How to integrate sandboxing(cuckoo sanboxing) in OPNsense?

[nitish.patel]

I was trying to integrating cuckoo to the OPNsense as we don't have sanboxing in OPNsense so I want to integrate it on the firewall. I had searched for many articles how to but, no luck . Guide me regarding my issue.

[Patrick M. Hausen]

This project?

https://cuckoosandbox.org/blog

- seems to be dead since 2019
- does not support FreeBSD

So this looks like a major software development and porting effort. Nobody can guide you - the software is in no way able to run on OPNsense, currently.

What exactly do you want to achieve? There's ClamAV, Suricata and Zenarmor for malware and threat detection and mitigation.

[nitish.patel]

I don't want to add cuckoo particularly. Is their any other way to do so?

Let me know if any other sanboxing can be implemented on OPNsense or let me know if any feature is already available on OPNsense parallel to sanboxing?

[Patrick M. Hausen]

What exactly do you mean by sandboxing? Malware mitigation? As I said there is ClamAV (antivirus) and Suricata and Zenarmor (IDS/IPS).

[nitish.patel]

From sandboxing I mean "To prevent advance persistent threat". I want to implement concept like cuckoo in OPNsense, or similar to cuckoo sandboxing.

[Patrick M. Hausen]

How do you think a concept like sandboxed malware analysis can be employed in the context of a network perimeter device, i.e. a firewall?

[nitish.patel]

Gateway solutions like fortinet, sophos(they call it sandstorm) provide sandboxing for forensics along with gateway antivirus, IPS/IDS solutions was looking for something like that, was wandering if cuckoo can be used with some customization for the purpose of gateway sandboxing.

[Patrick M. Hausen]

Please explain to me what exactly is gateway sandboxing?

[nitish.patel]

Sandboxing is a technique in which you create an isolated test environment, a “sandbox,” in which to execute or “detonate” a suspicious file or URL that is attached to an email or otherwise reaches your network and then observe what happens.
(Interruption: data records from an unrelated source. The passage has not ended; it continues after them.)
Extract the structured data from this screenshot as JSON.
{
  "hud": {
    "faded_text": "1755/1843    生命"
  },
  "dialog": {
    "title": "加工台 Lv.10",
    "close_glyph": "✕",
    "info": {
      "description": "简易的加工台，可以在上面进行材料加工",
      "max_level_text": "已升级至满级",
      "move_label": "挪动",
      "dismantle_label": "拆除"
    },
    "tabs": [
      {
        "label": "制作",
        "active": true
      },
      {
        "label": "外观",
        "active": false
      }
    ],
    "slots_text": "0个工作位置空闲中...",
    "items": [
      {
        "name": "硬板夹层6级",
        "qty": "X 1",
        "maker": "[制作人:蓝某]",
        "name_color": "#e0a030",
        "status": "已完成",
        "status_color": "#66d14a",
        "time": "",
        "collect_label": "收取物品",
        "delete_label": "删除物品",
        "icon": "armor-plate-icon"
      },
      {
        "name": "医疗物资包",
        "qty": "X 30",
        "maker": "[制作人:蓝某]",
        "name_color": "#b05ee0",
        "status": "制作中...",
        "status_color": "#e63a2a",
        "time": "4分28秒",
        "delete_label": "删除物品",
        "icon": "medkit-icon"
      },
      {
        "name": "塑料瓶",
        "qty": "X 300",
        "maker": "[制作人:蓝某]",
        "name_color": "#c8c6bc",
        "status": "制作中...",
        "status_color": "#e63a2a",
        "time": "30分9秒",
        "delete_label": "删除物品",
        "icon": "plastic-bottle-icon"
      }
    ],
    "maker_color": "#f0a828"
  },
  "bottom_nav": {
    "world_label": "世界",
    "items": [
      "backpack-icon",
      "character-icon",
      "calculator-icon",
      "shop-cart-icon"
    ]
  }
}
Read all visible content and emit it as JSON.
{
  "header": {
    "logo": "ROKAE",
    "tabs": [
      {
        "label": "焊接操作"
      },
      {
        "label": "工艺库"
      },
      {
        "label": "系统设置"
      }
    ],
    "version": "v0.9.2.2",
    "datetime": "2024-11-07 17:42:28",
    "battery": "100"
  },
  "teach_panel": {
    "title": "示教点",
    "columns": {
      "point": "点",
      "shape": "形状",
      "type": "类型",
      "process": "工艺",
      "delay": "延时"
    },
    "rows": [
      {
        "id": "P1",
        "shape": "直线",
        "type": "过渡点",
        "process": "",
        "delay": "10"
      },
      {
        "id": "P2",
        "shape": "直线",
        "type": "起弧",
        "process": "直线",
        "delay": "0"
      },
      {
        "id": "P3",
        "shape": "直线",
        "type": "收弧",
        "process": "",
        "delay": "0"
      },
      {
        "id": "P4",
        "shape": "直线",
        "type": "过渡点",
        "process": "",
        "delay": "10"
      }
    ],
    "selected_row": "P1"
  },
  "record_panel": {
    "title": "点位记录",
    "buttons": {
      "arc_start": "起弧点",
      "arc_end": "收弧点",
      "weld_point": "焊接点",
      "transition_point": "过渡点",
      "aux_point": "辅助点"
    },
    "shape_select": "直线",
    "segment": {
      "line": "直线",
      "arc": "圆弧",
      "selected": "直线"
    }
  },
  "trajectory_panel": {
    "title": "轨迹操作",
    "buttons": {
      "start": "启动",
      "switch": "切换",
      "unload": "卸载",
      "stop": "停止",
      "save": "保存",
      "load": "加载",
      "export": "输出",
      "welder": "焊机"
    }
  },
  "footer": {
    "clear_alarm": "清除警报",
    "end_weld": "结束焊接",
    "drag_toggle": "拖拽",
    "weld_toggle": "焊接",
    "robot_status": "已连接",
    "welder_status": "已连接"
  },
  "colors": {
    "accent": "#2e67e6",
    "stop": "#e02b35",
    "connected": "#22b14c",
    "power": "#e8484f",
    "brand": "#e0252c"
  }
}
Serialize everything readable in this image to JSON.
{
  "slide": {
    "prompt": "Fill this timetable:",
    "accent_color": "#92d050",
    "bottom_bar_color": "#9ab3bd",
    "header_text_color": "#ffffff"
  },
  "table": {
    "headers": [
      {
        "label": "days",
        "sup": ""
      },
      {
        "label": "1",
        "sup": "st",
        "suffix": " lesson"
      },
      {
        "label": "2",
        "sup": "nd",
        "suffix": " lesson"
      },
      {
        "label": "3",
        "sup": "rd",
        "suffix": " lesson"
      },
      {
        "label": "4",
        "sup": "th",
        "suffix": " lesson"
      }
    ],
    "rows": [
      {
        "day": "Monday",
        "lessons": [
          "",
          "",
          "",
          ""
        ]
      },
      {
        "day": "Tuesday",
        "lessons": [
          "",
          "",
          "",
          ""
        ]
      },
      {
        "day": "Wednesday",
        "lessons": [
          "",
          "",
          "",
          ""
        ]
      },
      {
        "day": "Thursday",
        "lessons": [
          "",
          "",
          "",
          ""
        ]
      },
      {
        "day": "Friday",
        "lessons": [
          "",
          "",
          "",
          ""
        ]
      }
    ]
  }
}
If the file or URL displays malicious behavior, then you’ve discovered a new threat. The sandbox must be a secure, virtual environment that accurately emulates the CPU of your production servers.

Sandboxing is particularly effective at defending against zero-day threats. Traditional inbound email filters scan emails for known malicious senders, URLs, and file types. Unfortunately, there are dozens of new (or “zero-day”) threats that appear every single day and are not yet discovered by email filters. Sandboxing, which is a key component of advanced threat protection, provides an added layer of protection in which any email that passes the email filter and still contains unknown URL links, file types, or suspicious senders can be tested before they reach your network or mail server.